On the other hand, comparative example 1 shows that the polyamideimide resin PAI-4 which does not satisfy the characteristics of the present invention does not have an aliphatic unit derived from a dimer acid, and is excellent in heat resistance and insulation reliability, while being inferior in circuit covering property and bendability. As is clear from comparative examples 2 and 3, the compositions using the carboxyl group-containing epoxy acrylate resin without using a specific polyamideimide resin are inferior in heat resistance and insulation reliability, and exhibit circuit hiding properties by a colorant, which is a trade-off relationship with resolution.

Claims

1. A photosensitive thermosetting resin composition, comprising:

(A) an alkali-soluble polyamideimide resin,

(B) A resin having an unsaturated double bond and a carboxyl group,

(C) A thermosetting cyclic ether group-containing compound, and

(D) a photopolymerization initiator,

X₁is a residue of aliphatic diamine (a) derived from a dimer acid having 24 to 48 carbon atoms, X₂Is a residue of an aromatic diamine (b) having a carboxyl group, and each Y is independently a cyclohexane ring or an aromatic ring.

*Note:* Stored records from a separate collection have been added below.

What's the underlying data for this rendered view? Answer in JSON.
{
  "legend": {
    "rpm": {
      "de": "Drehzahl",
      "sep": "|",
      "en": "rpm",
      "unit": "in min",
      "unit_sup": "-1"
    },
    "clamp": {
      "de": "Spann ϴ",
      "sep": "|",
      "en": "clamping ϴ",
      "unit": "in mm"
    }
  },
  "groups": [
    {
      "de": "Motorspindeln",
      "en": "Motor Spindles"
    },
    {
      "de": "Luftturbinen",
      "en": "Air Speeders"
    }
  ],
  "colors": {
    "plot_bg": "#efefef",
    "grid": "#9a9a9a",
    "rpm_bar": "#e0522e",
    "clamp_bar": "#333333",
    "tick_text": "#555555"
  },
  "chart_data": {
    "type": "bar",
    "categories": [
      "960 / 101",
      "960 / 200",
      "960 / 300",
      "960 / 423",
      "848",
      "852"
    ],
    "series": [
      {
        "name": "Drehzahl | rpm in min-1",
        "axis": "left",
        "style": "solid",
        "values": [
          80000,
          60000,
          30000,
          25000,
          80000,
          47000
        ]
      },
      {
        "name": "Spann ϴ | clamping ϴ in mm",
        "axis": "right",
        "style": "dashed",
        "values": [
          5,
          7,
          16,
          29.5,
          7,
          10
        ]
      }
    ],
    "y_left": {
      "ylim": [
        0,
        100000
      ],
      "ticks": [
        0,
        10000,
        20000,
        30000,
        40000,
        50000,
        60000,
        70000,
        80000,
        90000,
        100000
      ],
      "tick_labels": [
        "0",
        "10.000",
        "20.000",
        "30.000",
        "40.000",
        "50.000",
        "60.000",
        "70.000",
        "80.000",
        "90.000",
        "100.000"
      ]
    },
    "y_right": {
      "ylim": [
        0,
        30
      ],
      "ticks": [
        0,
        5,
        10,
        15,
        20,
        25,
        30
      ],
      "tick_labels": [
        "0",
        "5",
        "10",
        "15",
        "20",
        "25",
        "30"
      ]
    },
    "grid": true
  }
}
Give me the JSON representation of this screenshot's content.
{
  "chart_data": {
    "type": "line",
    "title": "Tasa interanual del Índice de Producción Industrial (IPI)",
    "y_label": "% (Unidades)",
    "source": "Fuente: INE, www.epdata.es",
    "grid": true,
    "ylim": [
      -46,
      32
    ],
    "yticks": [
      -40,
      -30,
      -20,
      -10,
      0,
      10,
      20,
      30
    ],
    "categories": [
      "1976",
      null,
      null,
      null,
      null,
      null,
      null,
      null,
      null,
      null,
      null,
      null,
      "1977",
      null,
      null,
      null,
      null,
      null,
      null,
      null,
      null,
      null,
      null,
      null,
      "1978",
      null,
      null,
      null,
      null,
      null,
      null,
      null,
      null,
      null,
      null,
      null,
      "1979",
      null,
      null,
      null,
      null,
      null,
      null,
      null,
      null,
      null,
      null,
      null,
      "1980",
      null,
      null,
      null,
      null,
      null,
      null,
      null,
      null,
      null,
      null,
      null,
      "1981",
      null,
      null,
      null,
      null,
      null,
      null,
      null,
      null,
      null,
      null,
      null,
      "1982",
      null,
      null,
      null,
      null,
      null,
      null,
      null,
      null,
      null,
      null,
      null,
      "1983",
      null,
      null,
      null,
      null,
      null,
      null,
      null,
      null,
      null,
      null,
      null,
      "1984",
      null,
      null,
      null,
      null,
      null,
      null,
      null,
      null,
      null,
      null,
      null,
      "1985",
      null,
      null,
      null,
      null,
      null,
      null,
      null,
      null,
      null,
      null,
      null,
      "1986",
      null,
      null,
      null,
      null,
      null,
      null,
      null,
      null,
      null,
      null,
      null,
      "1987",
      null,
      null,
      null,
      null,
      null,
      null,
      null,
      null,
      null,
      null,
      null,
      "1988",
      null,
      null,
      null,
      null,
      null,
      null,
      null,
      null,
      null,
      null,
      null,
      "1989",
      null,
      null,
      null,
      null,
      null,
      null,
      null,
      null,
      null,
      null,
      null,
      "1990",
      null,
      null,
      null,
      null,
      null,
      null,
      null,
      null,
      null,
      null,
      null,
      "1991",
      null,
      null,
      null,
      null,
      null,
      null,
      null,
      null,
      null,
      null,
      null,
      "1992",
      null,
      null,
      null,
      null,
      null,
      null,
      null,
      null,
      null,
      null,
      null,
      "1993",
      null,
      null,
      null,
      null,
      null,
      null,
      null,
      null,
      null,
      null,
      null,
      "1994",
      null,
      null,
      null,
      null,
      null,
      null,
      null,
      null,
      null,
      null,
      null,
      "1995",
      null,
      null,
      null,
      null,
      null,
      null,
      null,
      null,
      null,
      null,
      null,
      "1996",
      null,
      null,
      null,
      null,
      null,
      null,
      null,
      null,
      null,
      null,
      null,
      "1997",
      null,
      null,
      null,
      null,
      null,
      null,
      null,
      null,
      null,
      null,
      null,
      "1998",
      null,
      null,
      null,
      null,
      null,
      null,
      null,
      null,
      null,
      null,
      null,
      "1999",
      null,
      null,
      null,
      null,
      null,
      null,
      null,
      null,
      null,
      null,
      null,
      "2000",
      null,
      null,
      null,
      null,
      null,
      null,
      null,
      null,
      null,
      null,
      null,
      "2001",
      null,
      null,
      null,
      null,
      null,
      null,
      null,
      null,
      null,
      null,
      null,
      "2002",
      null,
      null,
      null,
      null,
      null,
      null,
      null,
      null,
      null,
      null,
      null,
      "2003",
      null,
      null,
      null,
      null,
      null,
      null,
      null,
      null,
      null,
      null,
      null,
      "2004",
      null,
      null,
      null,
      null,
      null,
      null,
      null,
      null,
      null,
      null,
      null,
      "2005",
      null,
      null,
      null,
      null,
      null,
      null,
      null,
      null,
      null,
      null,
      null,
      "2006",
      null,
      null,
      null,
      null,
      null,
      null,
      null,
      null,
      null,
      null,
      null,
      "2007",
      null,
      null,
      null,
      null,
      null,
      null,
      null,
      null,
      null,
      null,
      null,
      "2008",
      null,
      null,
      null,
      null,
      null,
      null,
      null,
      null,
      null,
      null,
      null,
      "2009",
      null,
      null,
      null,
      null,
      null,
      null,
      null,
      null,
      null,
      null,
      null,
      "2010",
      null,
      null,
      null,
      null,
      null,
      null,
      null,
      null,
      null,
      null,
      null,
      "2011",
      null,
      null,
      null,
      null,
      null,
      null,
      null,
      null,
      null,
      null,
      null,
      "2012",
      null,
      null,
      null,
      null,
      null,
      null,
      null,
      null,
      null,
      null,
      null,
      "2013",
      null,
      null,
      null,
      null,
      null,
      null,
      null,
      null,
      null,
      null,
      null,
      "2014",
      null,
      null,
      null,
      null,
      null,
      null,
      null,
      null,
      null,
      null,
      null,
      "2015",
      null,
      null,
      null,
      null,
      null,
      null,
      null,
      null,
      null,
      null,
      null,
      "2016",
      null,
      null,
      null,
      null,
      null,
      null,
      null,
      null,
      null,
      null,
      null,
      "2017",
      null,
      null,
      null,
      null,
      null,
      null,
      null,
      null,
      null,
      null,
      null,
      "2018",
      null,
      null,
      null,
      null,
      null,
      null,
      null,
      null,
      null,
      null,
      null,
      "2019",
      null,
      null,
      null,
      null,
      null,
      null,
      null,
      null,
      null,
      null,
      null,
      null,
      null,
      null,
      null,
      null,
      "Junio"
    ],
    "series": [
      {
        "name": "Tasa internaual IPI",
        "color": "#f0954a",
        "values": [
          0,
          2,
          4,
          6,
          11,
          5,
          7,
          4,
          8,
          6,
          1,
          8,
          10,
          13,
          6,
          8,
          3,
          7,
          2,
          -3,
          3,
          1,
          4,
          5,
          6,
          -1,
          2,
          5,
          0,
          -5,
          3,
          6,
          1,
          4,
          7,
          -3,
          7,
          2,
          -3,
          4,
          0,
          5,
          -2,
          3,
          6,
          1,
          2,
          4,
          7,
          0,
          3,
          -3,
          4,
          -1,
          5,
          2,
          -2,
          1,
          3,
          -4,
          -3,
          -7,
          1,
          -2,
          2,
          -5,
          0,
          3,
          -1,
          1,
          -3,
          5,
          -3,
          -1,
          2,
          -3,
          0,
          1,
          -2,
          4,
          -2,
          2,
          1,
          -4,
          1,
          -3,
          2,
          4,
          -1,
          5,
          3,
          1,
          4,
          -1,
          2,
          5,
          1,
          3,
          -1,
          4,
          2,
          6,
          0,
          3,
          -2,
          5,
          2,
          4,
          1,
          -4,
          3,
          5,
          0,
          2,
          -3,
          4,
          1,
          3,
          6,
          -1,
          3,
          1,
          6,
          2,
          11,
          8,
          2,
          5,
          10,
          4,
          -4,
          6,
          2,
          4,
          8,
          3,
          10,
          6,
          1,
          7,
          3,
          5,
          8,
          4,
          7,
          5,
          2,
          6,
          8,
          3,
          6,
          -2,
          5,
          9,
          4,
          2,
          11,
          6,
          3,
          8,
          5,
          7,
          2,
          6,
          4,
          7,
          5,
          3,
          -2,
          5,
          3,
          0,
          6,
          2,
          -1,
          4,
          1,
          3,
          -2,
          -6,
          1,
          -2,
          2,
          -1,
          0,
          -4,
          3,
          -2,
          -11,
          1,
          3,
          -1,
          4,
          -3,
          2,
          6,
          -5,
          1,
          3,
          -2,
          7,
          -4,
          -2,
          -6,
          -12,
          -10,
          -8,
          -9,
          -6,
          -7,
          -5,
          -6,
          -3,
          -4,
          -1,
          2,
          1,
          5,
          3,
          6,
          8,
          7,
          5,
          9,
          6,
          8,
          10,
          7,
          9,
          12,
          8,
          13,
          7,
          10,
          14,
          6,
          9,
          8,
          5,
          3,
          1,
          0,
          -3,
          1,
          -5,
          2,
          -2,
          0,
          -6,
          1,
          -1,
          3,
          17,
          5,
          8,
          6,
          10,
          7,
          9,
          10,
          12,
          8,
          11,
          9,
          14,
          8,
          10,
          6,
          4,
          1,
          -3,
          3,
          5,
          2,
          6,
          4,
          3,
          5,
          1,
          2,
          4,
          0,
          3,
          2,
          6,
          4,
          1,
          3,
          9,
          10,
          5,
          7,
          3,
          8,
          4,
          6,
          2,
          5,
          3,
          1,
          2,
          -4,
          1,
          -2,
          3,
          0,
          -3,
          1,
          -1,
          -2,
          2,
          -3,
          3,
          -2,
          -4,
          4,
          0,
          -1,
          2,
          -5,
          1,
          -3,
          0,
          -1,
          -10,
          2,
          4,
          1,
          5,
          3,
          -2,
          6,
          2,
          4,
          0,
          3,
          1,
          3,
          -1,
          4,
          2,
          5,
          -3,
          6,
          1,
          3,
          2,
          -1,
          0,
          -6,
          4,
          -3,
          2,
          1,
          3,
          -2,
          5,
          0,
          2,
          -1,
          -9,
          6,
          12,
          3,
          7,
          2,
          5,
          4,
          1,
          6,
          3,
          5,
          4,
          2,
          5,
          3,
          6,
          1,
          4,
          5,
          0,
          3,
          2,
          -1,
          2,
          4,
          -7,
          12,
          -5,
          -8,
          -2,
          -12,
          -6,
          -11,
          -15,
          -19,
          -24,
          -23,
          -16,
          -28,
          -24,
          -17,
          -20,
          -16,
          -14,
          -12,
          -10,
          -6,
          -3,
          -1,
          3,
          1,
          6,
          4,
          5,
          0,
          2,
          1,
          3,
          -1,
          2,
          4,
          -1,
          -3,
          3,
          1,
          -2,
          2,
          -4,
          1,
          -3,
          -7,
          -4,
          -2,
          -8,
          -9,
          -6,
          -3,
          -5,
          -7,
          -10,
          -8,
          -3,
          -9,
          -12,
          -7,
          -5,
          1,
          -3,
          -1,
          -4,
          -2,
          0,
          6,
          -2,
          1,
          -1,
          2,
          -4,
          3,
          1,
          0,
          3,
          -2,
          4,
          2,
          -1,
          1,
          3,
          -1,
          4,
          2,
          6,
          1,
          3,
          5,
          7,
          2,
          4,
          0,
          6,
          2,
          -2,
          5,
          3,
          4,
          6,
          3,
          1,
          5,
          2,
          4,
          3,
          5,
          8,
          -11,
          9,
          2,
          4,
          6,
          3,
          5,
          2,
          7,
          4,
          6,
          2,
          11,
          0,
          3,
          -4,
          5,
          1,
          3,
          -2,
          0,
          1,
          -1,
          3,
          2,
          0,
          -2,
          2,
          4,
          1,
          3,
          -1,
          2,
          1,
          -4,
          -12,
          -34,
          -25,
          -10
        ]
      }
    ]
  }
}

2. The photosensitive thermosetting resin composition according to claim 1, wherein the mass average molecular weight Mw of the polyamideimide resin (a) is 20000 or less.

3. The photosensitive thermosetting resin composition according to claim 1, wherein the (D) photopolymerization initiator comprises: and also as a photopolymerization initiator functioning as a photobase generator.

4. A dry film comprising a resin layer formed from the photosensitive thermosetting resin composition according to claim 1.

5. A printed wiring board comprising a cured product formed using the photosensitive thermosetting resin composition according to any one of claims 1 to 3 or the dry film according to claim 4.